Officials also reported that the number of available ICU beds in the county has fallen to 95, prompting calls for people in need of non-emergency medical care to go to urgent care clinics or primary physicians to ease the burden on the region’s health system.
“Our reality is frightening at the moment,” Ferrer said. “With over 4,200 patients hospitalized with COVID-19 and almost half of our ICU beds occupied by COVID patients. By next weekend, there are likely to be over 5,000 patients hospitalized with COVID-19 and more than 50% of our ICU beds will be occupied by COVID-19 patients.”
And the Southern California region’s ICU availability fell to 2.7% Monday, according to the state.
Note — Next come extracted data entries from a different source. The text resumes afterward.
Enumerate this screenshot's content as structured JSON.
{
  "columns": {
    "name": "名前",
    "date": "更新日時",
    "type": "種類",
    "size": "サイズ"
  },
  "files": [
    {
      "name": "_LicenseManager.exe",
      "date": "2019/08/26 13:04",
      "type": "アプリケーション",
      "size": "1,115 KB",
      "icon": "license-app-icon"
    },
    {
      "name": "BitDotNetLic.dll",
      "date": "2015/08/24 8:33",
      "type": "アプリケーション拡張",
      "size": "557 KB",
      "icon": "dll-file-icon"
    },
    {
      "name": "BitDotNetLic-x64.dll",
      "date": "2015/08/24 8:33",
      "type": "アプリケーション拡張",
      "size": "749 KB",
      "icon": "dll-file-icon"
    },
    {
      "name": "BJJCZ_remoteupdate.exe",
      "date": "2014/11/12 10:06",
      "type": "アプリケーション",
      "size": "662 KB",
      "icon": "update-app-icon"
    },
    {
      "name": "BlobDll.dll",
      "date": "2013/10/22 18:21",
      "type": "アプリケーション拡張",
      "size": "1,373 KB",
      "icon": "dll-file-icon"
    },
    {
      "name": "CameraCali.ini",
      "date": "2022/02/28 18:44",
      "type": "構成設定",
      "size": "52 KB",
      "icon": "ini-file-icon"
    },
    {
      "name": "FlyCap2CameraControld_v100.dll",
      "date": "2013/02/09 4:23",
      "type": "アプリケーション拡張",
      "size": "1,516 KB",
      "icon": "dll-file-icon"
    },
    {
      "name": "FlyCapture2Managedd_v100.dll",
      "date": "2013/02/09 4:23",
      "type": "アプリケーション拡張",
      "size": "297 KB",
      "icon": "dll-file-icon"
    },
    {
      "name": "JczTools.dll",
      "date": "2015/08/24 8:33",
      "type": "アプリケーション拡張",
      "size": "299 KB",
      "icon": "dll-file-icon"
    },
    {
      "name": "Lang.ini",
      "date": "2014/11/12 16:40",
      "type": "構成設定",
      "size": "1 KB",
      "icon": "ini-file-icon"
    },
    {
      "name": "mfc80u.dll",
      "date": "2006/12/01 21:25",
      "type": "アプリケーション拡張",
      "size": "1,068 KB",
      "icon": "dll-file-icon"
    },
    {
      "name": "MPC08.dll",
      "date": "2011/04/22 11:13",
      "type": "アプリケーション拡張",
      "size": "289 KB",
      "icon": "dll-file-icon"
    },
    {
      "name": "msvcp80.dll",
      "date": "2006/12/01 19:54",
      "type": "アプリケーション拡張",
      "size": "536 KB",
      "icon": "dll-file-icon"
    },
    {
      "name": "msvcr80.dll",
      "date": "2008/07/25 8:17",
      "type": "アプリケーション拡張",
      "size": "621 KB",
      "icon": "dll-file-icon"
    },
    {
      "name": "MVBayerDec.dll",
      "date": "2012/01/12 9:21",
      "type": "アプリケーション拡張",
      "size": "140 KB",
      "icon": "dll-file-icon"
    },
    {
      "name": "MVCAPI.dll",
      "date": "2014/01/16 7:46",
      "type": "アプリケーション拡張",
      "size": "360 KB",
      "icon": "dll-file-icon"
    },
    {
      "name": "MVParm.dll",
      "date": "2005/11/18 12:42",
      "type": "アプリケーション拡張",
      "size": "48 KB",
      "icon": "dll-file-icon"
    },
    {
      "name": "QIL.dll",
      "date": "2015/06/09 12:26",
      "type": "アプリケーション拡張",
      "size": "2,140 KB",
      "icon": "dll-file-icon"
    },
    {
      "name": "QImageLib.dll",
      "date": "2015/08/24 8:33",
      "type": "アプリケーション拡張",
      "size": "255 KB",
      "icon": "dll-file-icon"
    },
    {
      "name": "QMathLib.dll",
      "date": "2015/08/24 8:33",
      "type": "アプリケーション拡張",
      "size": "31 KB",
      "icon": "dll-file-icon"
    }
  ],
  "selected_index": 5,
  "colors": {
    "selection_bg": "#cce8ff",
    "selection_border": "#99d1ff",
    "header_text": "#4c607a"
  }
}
“If you are not playing by the rules, to put it blunt, at this point you are part of the problem, and you’re contributing to the distressing increases that we see in cases, hospitalizations and deaths,” Ferrer said.
And even though the first round of vaccine doses were being distributed, Ferrer said it would be months before there were enough doses available to immunize the millions of people who live and work in L.A. County, and called on people to continue wearing masks, avoiding gatherings and washing their hands.
“We are not to that light yet,” Spellberg said. “And if we don’t start taking this seriously that tunnel could collapse on us before we reach the light.”